Africa, Development & Aid, Europe, Headlines

DEVELOPMENT: British Answer for Africa Raises Questions

Sanjay Suri

LONDON, May 8 2004 (IPS) - The Commission for Africa appointed by British Prime Minister Tony Blair met for the first time this week to look for solutions to the many problems of the continent. Instead, it seemed only to invite questions about itself.

Blair has appointed several commissioners that include himself, Chancellor of the Exchequer (finance minister) Gordon Brown and secretary of the Department for International Development Hilary Benn.

Commissioners from Africa include Ethiopian Prime Minister Meles Zanawi, Tanzanian President Ben Mkapa and South African Finance Minister Trevor Manuel. Among other members are actor and singer Bob Geldof who led the Band Aid concert for Africa 20 years ago, Canadian finance minister Ralph Goodale and former head of the International Monetary Fund (IMF) Michel Camdessus.

The commission set up in February this year has the declared aim of producing a set of recommendations in advance of the G8 summit to be hosted by Britain next year.

G8 comprises the United States, Britain, Canada, France, Germany, Italy, Japan and Russia.

If there is one thing Africa does not lack, it is reports and recommendations. There are several by the United Nations Development Programme (UNDP) and the United Nations Conference on Trade and Development (UNCTAD), besides volumes generated by independent institutions.


Effective action over the recommendations was envisaged through the “vision and strategic framework” of The New Partnership for Africa’s Development (NEPAD). Why does Africa need a Commission set up by Britain?

“I will ask you, why preach us every Sunday, preach, in spite of the fact that the Bible has been with us for 2,000 years,” Mkapa said in defence of the commission after its first meeting Tuesday. “It is as simple as that.”

But going by other views offered after the inaugural meeting, it is not as simple as that. Blair said “it is actually an attempt to get an agenda that we can agree as a Commission, that we can then take out, that we can mobilise public and civic support behind and eventually get action from governments in both the developed and the developing world in Africa in order to affect change.”

Meles acknowledged that “most of the solutions that we are likely to come up with are going to be there already on the table.” The issue, he said, is “to put them together in a new way, in an effective way and to create a political will.”

Geldof hoped the “end conclusion might be some sort of Marshall-type plan (to rebuild Europe after World War II).”

Benn said the commission will seek to recognise Africa’s potential, to “talk about that potential, and to demonstrate in the end this is going to be about Africa solving its own problems and Africa determining its own future, and the question is how can the rest of the world help that process to happen.”

But ominously as a civil society group sees it, Goodale has spoken of the Commission as a platform to push privatisation in Africa. “We have seen the consequences of failed new market policies over the past 20 years, and this may become essentially a plan for more privatisation, deregulation and liberalisation,” Peter Hardstaff from the World Development Movement told IPS.

Any more money that the Commission manages to raise from the meeting of the G8 “will be wasted if the failures of structural adjustment are not recognised,” Hardstaff said. “Extra funds will not help if basic policies are more of the same.”
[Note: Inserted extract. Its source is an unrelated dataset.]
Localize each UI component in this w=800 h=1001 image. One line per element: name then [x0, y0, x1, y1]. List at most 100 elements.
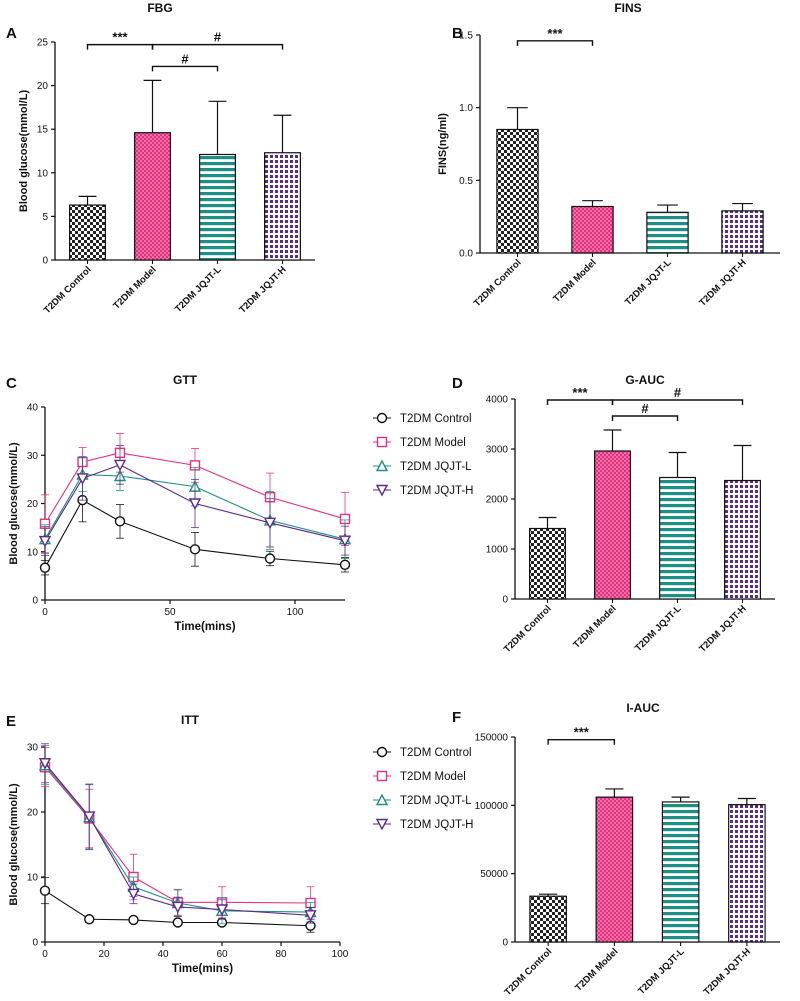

The Commission would have more credibility “if it were actually doing what it should do like raising aid to 0.7 percent (of gross national income, GNI), supporting WTO (World Trade Organisation) reforms and regulating British arms dealers,” Hardstaff said.

These are among a list of 15 things WDM has said Britain could do usefully for Africa without setting up a Commission – and which it is not doing.

Others include finding the two billion dollars needed to cancel Britain’s share of all remaining Third World debt, withdrawing support for European Union moves to force a free market in water services on many African countries, and passing legislation to make British multinationals accountable to British courts for their activities in African countries.

WDM called the Commission an “unnecessary diversion from real action for Africa” and accused the British government of “sidelining genuinely African initiatives and ignoring African governments when their demands conflict with those of big business.”

The group says that “the discredited G8 Action Plan for Africa sets out a blueprint for the continent which is free-market, free-trade, privatised, deregulated and genetically modified.”

WDM says “this is the exact opposite of the consensus that is developing in Africa, the latest symptom of which was the brave refusal of African countries to give way to EU demands for a raft of new free trade agreements at the WTO ministerial in Cancun, Mexico last September.”

The Commission will be served by a secretariat staffed by British civil servants. It will seek to work on issues around finance and trade, health, education, governance, conflict, culture and environment.

One of the Commissioners from Africa may be made responsible for overseeing liaison with African civil society.